Published online by Cambridge University Press: 31 December 2018
Whereas seventeenth-century piracy has been recognised as an integrated component of the developing European Atlantic world, eighteenth-century pirates have been marginalised as an isolated group with few ties to landed communities. Such evaluations have stressed the heightened extension of state authority to the colonial theatre in the eighteenth century and, by doing so, have overlooked how pirates continued to interact with colonial actors operating in contested and unclaimed regions throughout the Atlantic commons. It is imperative that the Atlantic commons is given full consideration in any discussion of Atlantic maritime activity as it was within these expanses that inter-imperial, inter-colonial, and cross-border colonial actors converged. This article utilises the piratical voyage captained by Howell Davies (and later Bartholomew Roberts) to demonstrate that it was within this commons that eighteenth-century piratical voyages were sustained and facilitated through the forced acquisition of supplies, through markets for plundered goods, and through the opportunities available for dispersing amongst landed communities at the end of expeditions. Continued connections between colonial denizens and pirates in the eighteenth century compels a reassessment of pirates’ isolation to instead place them within the wider population of coastal traders, sojourning mariners, and marginal colonial settlers who existed both within and outside of the imperial framework espoused by state and colonial centres. Ultimately, this questions the overall ability of European states to regulate maritime traffic when vessels sailed out of sight of established colonial ports, and beyond the practical reach of imperial authority.
David Wilson’s interest is in the history of maritime predation in the early modern Atlantic world. Specifically, he examines the multilateral responses to maritime predation across state, colonial, and imperial divides.
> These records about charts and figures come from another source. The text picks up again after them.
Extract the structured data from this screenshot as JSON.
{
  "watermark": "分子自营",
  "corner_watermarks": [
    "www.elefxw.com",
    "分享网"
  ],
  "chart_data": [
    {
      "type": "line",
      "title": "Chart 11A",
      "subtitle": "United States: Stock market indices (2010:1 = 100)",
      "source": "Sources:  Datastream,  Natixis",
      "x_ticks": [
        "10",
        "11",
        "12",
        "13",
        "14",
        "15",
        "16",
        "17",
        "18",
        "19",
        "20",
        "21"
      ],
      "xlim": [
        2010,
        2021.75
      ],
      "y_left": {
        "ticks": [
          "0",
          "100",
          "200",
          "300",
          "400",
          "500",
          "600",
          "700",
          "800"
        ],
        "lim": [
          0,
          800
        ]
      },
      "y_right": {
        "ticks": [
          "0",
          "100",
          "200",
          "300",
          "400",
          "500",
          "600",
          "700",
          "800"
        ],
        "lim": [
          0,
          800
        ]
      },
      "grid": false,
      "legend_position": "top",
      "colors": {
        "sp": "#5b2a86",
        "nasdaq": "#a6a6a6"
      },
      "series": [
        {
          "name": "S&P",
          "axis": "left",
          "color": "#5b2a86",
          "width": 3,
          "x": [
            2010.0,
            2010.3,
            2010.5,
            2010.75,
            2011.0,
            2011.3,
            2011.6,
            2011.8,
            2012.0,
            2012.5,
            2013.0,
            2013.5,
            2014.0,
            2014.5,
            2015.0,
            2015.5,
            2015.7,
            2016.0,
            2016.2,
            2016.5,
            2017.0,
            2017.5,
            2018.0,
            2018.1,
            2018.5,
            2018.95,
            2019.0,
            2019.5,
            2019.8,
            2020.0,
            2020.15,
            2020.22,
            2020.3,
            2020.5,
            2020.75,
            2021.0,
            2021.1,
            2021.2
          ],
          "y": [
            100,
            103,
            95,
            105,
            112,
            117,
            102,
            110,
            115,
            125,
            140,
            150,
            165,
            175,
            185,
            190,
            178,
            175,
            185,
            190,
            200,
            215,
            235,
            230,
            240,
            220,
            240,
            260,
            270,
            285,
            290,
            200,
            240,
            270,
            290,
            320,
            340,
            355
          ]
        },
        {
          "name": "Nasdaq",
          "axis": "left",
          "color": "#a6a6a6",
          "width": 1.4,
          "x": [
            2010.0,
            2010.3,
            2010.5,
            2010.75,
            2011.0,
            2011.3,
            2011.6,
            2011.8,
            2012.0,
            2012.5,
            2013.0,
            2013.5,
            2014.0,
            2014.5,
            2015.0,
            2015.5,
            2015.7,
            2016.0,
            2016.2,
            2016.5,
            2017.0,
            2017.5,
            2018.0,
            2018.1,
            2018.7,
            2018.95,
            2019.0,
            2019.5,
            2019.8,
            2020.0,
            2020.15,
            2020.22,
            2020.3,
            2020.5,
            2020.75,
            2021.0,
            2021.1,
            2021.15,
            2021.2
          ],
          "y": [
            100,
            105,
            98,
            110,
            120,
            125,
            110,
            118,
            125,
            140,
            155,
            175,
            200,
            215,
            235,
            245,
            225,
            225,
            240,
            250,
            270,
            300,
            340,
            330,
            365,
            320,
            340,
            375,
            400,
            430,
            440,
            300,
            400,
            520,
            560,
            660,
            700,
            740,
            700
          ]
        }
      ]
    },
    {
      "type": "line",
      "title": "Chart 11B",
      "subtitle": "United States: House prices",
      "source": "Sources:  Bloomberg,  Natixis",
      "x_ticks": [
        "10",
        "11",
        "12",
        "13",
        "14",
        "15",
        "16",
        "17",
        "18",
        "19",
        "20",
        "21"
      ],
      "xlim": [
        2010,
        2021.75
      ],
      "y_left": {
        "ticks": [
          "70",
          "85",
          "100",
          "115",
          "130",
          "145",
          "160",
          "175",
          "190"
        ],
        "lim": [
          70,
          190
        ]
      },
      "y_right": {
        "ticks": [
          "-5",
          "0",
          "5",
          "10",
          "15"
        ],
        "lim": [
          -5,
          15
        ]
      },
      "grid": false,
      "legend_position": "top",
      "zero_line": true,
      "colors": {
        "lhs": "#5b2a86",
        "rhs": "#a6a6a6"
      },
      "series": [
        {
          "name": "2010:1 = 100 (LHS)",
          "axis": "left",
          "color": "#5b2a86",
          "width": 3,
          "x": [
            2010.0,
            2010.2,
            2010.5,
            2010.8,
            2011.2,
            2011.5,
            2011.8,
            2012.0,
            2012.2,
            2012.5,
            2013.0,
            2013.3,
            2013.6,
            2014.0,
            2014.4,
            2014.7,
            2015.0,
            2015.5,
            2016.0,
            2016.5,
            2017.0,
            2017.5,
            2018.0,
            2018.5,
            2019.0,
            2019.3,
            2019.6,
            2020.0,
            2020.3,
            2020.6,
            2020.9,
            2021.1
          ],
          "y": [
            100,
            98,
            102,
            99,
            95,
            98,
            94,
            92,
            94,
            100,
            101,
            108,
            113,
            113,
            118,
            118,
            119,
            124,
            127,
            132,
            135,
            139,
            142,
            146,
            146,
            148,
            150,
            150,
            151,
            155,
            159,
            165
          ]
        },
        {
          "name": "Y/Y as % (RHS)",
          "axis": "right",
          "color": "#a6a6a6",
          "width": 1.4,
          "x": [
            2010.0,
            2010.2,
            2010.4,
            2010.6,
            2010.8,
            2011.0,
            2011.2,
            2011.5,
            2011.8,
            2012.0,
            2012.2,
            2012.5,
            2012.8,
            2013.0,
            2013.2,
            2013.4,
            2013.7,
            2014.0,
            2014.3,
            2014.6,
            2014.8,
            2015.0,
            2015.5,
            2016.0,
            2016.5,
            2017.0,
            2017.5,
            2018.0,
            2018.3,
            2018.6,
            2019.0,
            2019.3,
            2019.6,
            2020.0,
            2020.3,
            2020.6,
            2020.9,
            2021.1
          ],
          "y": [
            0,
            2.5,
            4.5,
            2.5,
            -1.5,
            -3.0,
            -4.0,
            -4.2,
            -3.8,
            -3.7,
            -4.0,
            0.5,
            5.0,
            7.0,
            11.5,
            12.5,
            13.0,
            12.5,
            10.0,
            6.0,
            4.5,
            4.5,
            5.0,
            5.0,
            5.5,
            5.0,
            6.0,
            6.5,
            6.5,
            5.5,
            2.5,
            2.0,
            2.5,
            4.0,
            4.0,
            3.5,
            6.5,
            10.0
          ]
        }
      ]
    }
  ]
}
Currently, he is writing a book on the British responses to Atlantic piracy in the early eighteenth century, and beginning a new project examining the Spanish guardacosta and their impact on Anglo-Spanish relations in Europe and the Greater Caribbean. He was awarded his doctorate from the University of Strathclyde in February 2018, where he continues to teach the history of the westward enterprise and the British empire as a postdoctoral teaching assistant.